There is a distinct need for new studies to discover whether the colonization of SDSE requires intrapartum antibiotic prophylaxis. There were more postpartum infections in our study group, but there were no differences in neonatal infections. At least in cases with additional risk factors for puerperal infection, antimicrobial therapy should be commenced after cutting the umbilical cord, or even earlier during labor.

5. Conclusions

2.9% of pregnant women are colonized by Streptococcus G or C. Vaginal colonization is associated with increased risk of postpartum endometritis. More research is needed to clarify if antibiotic prophylaxis is reasonable for this group, but antibiotic treatment should start without delay for these women if signs of infection appear during labor or in the postpartum period.

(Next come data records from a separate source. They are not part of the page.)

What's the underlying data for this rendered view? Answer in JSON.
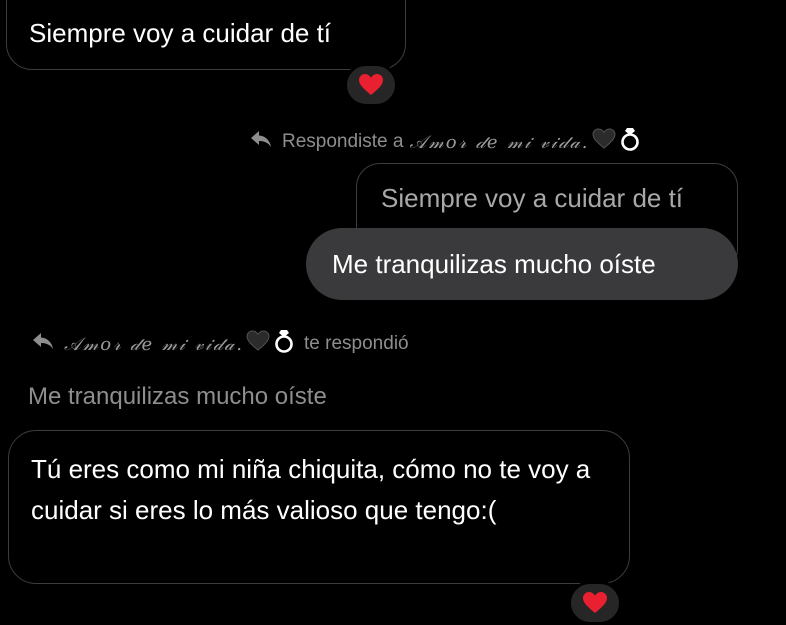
{
  "messages": {
    "first": "Siempre voy a cuidar de tí",
    "reply_meta": {
      "prefix": "Respondiste a",
      "name": "𝒜𝓂𝑜𝓇 𝒹𝑒 𝓂𝒾 𝓋𝒾𝒹𝒶."
    },
    "quoted_reply": "Siempre voy a cuidar de tí",
    "my_reply": "Me tranquilizas mucho oíste",
    "their_reply_meta": {
      "name": "𝒜𝓂𝑜𝓇 𝒹𝑒 𝓂𝒾 𝓋𝒾𝒹𝒶.",
      "suffix": "te respondió"
    },
    "quoted_their": "Me tranquilizas mucho oíste",
    "their_reply": "Tú eres como mi niña chiquita, cómo no te voy a cuidar si eres lo más valioso que tengo:("
  },
  "reactions": {
    "first": "heart-icon",
    "last": "heart-icon"
  },
  "colors": {
    "background": "#000000",
    "outgoing_bubble": "#3a3a3c",
    "outline": "#3d3d3d",
    "meta_text": "#8e8e8e",
    "heart": "#e8202f"
  }
}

SDSE: Streptococcus dysgalactiae subspecies equisimilis, Streptococcus group C or G
SDSD: Streptococcus dysgalactiae subspecies dysgalactiae
STSS:Streptococcal toxic shock syndrome
GBS:Group B Streptococci
BMI:Body mass index
NICU:Neonatal intensive care unit.

Data Availability

The data used to support the findings of this study are available from the corresponding author upon request.

Conflicts of Interest

The authors have stated explicitly that there are no conflicts of interest in connection with this article.


The authors thank Mr. Mika Helminen for his assistance with the statistical analyses and Sari Peltonen, M.D., for her help in collecting the data.